U.S. Defense Secretary Jim Mattis was seen laughing and smiling this week as he watched a military exercise in Jakarta in which Indonesian troops drank snake blood, rolled in glass, broke bricks with their heads, and walked on fire. The spectacle would hardly be amusing, however, to anyone familiar with the Indonesian military’s human rights violations, especially the record of its special forces unit, Kopassus.
Mattis’s visit was part of U.S. efforts to improve military cooperation with Indonesia. During his staym he discussed with Indonesian Defense Minister Ryamizard Ryacudu plans to resume U.S. assistance to Kopassus. Assistance to the unit had been halted in large part because of the U.S. “Leahy Law,” which bars US assistance and training to foreign military units known to have committed gross human rights abuses, unless the government has taken steps to remediate, address the abuses, and hold those responsible to account.
The U.S. military first announced plans to re-engage with Kopassus in 2010, hoping to train newer “untarnished” soldiers, but in subsequent years remained reluctant to proceed, in part because Indonesia had largely failed to address past abuses.
There are a whole series of abuses to address. The U.S. government first imposed restrictions on military assistance to the Indonesian military and Kopassus in 1999, after the military committed massive rights abuses during its scorched earth campaign in East Timor. Kopassus members were also implicated in abductions and enforced disappearances of student activists in 1997-98, and the murder of the Papuan activist and leader Theys Eluay in 2001.

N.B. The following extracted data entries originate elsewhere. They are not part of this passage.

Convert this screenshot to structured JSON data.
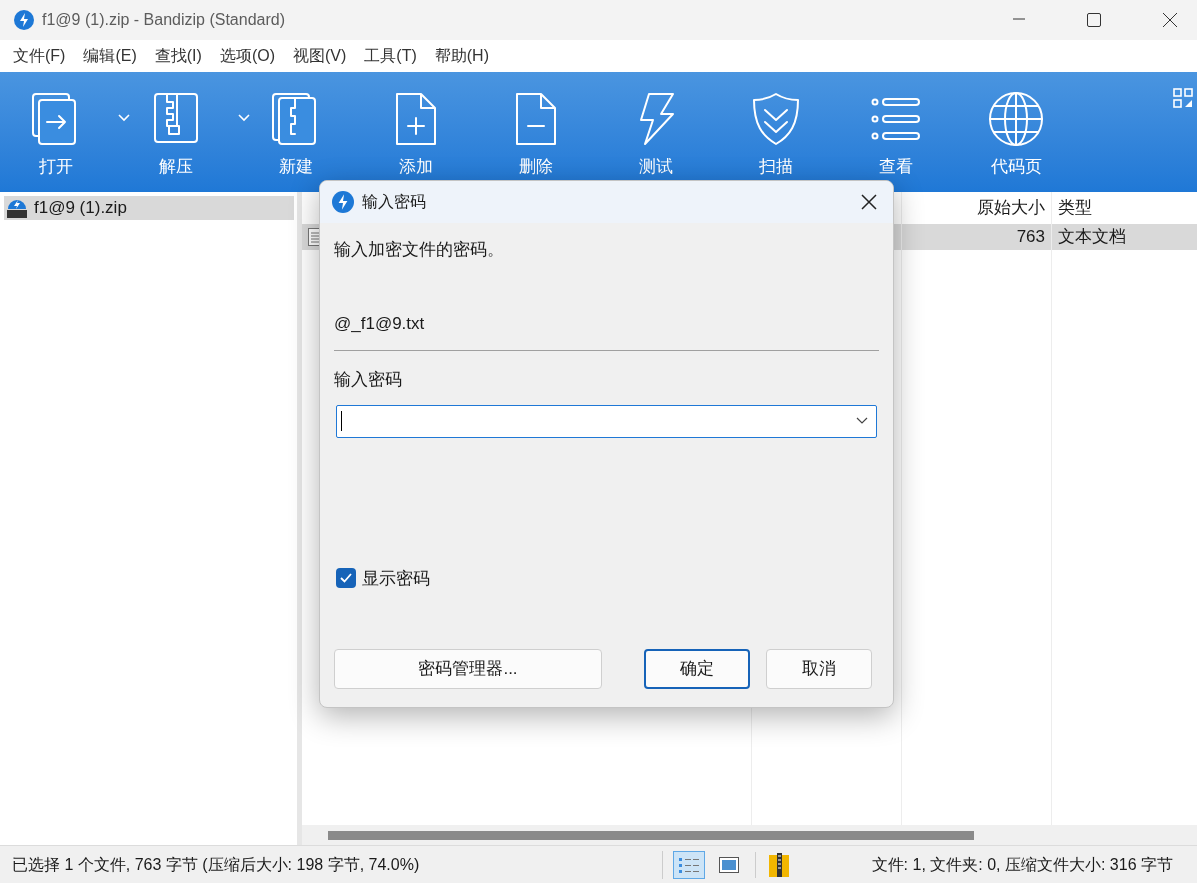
{
  "window": {
    "title": "f1@9 (1).zip - Bandizip (Standard)"
  },
  "menu": [
    "文件(F)",
    "编辑(E)",
    "查找(I)",
    "选项(O)",
    "视图(V)",
    "工具(T)",
    "帮助(H)"
  ],
  "toolbar": [
    {
      "label": "打开",
      "dropdown": true
    },
    {
      "label": "解压",
      "dropdown": true
    },
    {
      "label": "新建",
      "dropdown": false
    },
    {
      "label": "添加",
      "dropdown": false
    },
    {
      "label": "删除",
      "dropdown": false
    },
    {
      "label": "测试",
      "dropdown": false
    },
    {
      "label": "扫描",
      "dropdown": false
    },
    {
      "label": "查看",
      "dropdown": false
    },
    {
      "label": "代码页",
      "dropdown": false
    }
  ],
  "tree": [
    {
      "label": "f1@9 (1).zip",
      "selected": true
    }
  ],
  "file_list": {
    "columns": [
      "原始大小",
      "类型"
    ],
    "rows": [
      {
        "size": "763",
        "type": "文本文档",
        "selected": true
      }
    ]
  },
  "dialog": {
    "title": "输入密码",
    "message": "输入加密文件的密码。",
    "file_name": "@_f1@9.txt",
    "field_label": "输入密码",
    "show_password": {
      "label": "显示密码",
      "checked": true
    },
    "buttons": [
      {
        "label": "密码管理器...",
        "default": false
      },
      {
        "label": "确定",
        "default": true
      },
      {
        "label": "取消",
        "default": false
      }
    ]
  },
  "status_bar": {
    "left": "已选择 1 个文件, 763 字节 (压缩后大小: 198 字节, 74.0%)",
    "right": "文件: 1, 文件夹: 0, 压缩文件大小: 316 字节",
    "views": [
      {
        "selected": true
      },
      {
        "selected": false
      }
    ]
  }
}
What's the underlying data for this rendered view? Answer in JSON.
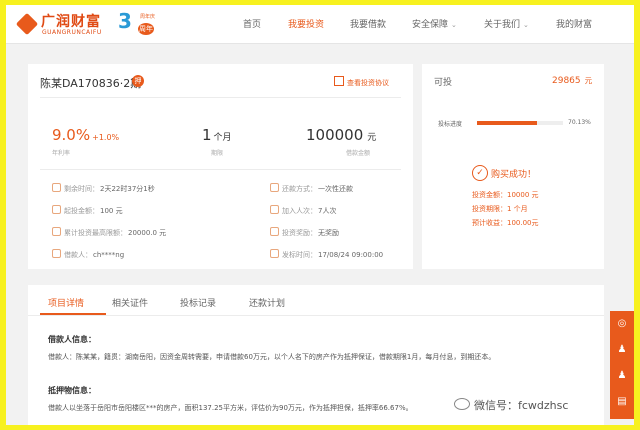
{
  "brand": {
    "logo_cn": "广润财富",
    "logo_en": "GUANGRUNCAIFU",
    "anniv_num": "3",
    "anniv_badge": "周年",
    "anniv_tiny": "周年庆"
  },
  "nav": [
    "首页",
    "我要投资",
    "我要借款",
    "安全保障",
    "关于我们",
    "我的财富"
  ],
  "nav_active": 1,
  "loan": {
    "title": "陈某DA170836·2期",
    "title_badge": "押",
    "protocol_link": "查看投资协议",
    "rate": "9.0%",
    "rate_bonus": "+1.0%",
    "rate_label": "年利率",
    "period_num": "1",
    "period_unit": "个月",
    "period_label": "期限",
    "amount": "100000",
    "amount_unit": "元",
    "amount_label": "借款金额",
    "info": [
      {
        "k": "剩余时间：",
        "v": "2天22时37分1秒"
      },
      {
        "k": "还款方式：",
        "v": "一次性还款"
      },
      {
        "k": "起投金额：",
        "v": "100 元"
      },
      {
        "k": "加入人次：",
        "v": "7人次"
      },
      {
        "k": "累计投资最高限额：",
        "v": "20000.0 元"
      },
      {
        "k": "投资奖励：",
        "v": "无奖励"
      },
      {
        "k": "借款人：",
        "v": "ch****ng"
      },
      {
        "k": "发标时间：",
        "v": "17/08/24 09:00:00"
      }
    ]
  },
  "invest": {
    "available_label": "可投",
    "available_value": "29865",
    "available_unit": "元",
    "progress_label": "投标进度",
    "progress": 70.13,
    "progress_text": "70.13%",
    "success_text": "购买成功！",
    "rows": [
      {
        "k": "投资金额：",
        "v": "10000 元"
      },
      {
        "k": "投资期限：",
        "v": "1 个月"
      },
      {
        "k": "预计收益：",
        "v": "100.00元"
      }
    ]
  },
  "tabs": [
    "项目详情",
    "相关证件",
    "投标记录",
    "还款计划"
  ],
  "tab_active": 0,
  "detail": {
    "borrower_title": "借款人信息：",
    "borrower_body": "借款人：陈某某，籍贯：湖南岳阳，因资金周转需要，申请借款60万元，以个人名下的房产作为抵押保证，借款期限1月，每月付息，到期还本。",
    "collateral_title": "抵押物信息：",
    "collateral_body": "借款人以坐落于岳阳市岳阳楼区***的房产，面积137.25平方米，评估价为90万元，作为抵押担保，抵押率66.67%。"
  },
  "watermark": "微信号：fcwdzhsc",
  "accent": "#e85a1c"
}
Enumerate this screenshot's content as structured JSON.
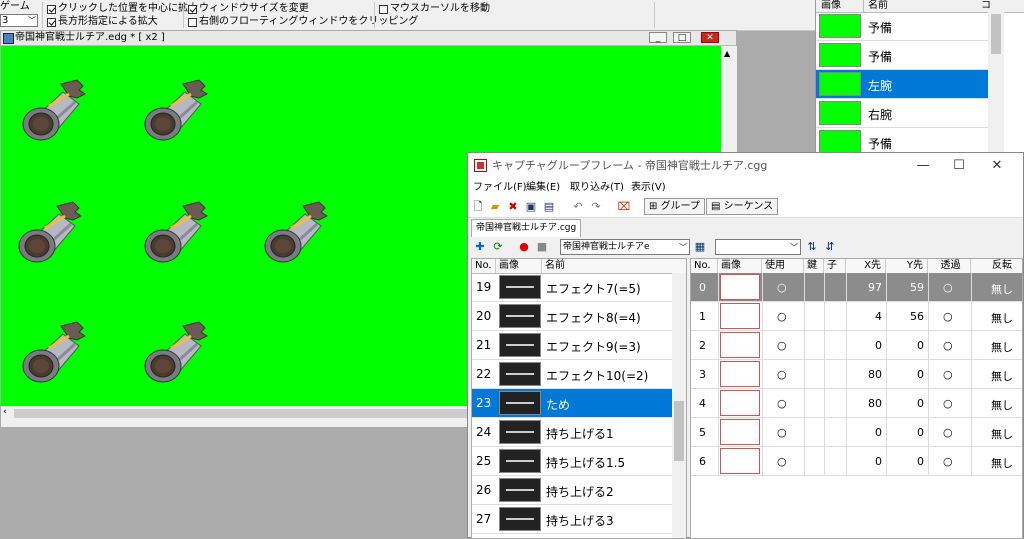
{
  "options": {
    "game_label": "ゲーム",
    "small_select": "3",
    "opt1": "クリックした位置を中心に拡大",
    "opt2": "長方形指定による拡大",
    "opt3": "ウィンドウサイズを変更",
    "opt4": "右側のフローティングウィンドウをクリッピング",
    "opt5": "マウスカーソルを移動"
  },
  "edg_window": {
    "title": "帝国神官戦士ルチア.edg * [ x2 ]"
  },
  "part_list": {
    "head_image": "画像",
    "head_name": "名前",
    "head_extra": "コ",
    "items": [
      {
        "name": "予備"
      },
      {
        "name": "予備"
      },
      {
        "name": "左腕"
      },
      {
        "name": "右腕"
      },
      {
        "name": "予備"
      }
    ]
  },
  "capture_window": {
    "title": "キャプチャグループフレーム - 帝国神官戦士ルチア.cgg",
    "menu": [
      "ファイル(F)",
      "編集(E)",
      "取り込み(T)",
      "表示(V)"
    ],
    "group_btn": "グループ",
    "sequence_btn": "シーケンス",
    "tab": "帝国神官戦士ルチア.cgg",
    "combo_value": "帝国神官戦士ルチアe",
    "left_headers": [
      "No.",
      "画像",
      "名前"
    ],
    "left_rows": [
      {
        "no": "19",
        "name": "エフェクト7(=5)"
      },
      {
        "no": "20",
        "name": "エフェクト8(=4)"
      },
      {
        "no": "21",
        "name": "エフェクト9(=3)"
      },
      {
        "no": "22",
        "name": "エフェクト10(=2)"
      },
      {
        "no": "23",
        "name": "ため"
      },
      {
        "no": "24",
        "name": "持ち上げる1"
      },
      {
        "no": "25",
        "name": "持ち上げる1.5"
      },
      {
        "no": "26",
        "name": "持ち上げる2"
      },
      {
        "no": "27",
        "name": "持ち上げる3"
      }
    ],
    "right_headers": [
      "No.",
      "画像",
      "使用",
      "鍵",
      "子",
      "X先",
      "Y先",
      "透過",
      "反転"
    ],
    "right_rows": [
      {
        "no": "0",
        "use": "○",
        "x": "97",
        "y": "59",
        "trans": "○",
        "flip": "無し"
      },
      {
        "no": "1",
        "use": "○",
        "x": "4",
        "y": "56",
        "trans": "○",
        "flip": "無し"
      },
      {
        "no": "2",
        "use": "○",
        "x": "0",
        "y": "0",
        "trans": "○",
        "flip": "無し"
      },
      {
        "no": "3",
        "use": "○",
        "x": "80",
        "y": "0",
        "trans": "○",
        "flip": "無し"
      },
      {
        "no": "4",
        "use": "○",
        "x": "80",
        "y": "0",
        "trans": "○",
        "flip": "無し"
      },
      {
        "no": "5",
        "use": "○",
        "x": "0",
        "y": "0",
        "trans": "○",
        "flip": "無し"
      },
      {
        "no": "6",
        "use": "○",
        "x": "0",
        "y": "0",
        "trans": "○",
        "flip": "無し"
      }
    ]
  },
  "colors": {
    "canvas": "#00ff00",
    "selection": "#0078d7"
  }
}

But other incidents have also occurred since then as well. In 2003, Human Rights Watch documented how Kopassus soldiers used torture during military operations in Aceh. In a 2009 report, Human Rights Watch documented Kopassus soldiers engaging in arbitrary detention and mistreatment of civilians in Merauke, Papua, suspected of involvement in Papua’s independence movement. More recently, Kopassus has been involved in unlawful spying activities against Papuan civilians.
In an interview with journalists in Jakarta, Mattis suggested that Kopassus had reformed and removed abusive personnel from its ranks. But that is not the appropriate legal test for whether U.S. assistance can be resumed. As Senator Patrick Leahy said on January 23, “The question Secretary Mattis needs to answer is whether the Indonesian government has punished the Kopassus officers who ordered and covered up those horrific crimes, and whether members of Kopassus today are accountable to the rule of law.”
The answer to both those questions is no.
To be sure, there have been some prosecutions that the government has trumpeted. A military court found 11 Kopassus soldiers guilty in the case of the kidnapping of student activists in 1998. The men were never jailed, however, and after an appeal almost all of them were allowed to remain in the military. Their commanding officers were never even tried.
Likewise, in 2003, a military court in Surabaya found seven Kopassus soldiers guilty in the death of Theys Eluay. But the men were sentenced to only two to three-and-a-half years in prison, and human rights groups can’t even confirm that the men served their time. (At the time of their trial, Ryacudu, then the army chief, hailed the convicted soldiers as “Indonesian heroes” for killing a “rebel.”) Notably, the troops’ commanding officer, Lt. Colonel Tri Hartomo, was later promoted, now to lieutenant general, and heads Indonesia’s military intelligence agency.
Many other Kopassus officers involved in abuses in East Timor, Aceh, and Papua, have never faced trial. One commanding officer, Prabowo Subianto, alleged to have led the 1983 Kraras massacre in East Timor where more than 300 people were killed, ran for president in Indonesia’s last election and is now the leader of main political opposition party. Another officer, Muchdi Purwopranjono, was tried on charges relating to the 2004 poisoning and murder of Munir bin Thalib, a prominent human rights lawyer, but was acquitted.
To be sure, there have been overall improvements in the unit’s record, with few current allegations of abuse today—although that is primarily because there are no significant counterinsurgency operations underway in Indonesia as in past years. And in 2013, the military prosecuted 11 Kopassus soldiers for breaking into a prison and killing four detained civilians allegedly involved in a lethal bar fight with another Kopassus member.
But impunity for past abuses remains, and there has been little remediation of the unit’s record. The fact that abusive personnel have retired or transferred out of Kopassus cannot be seen as progress, and it certainly should not be mistaken for justice.
Only when the Indonesian government shows that it is serious about punishing past abuses and creating a culture of accountability should the U.S. government consider allowing U.S. military assistance to resume. For now, to restore assistance to Kopassus is to reward Indonesia for doing nothing.
Andreas Harsono is an Indonesia researcher at Human Rights Watch.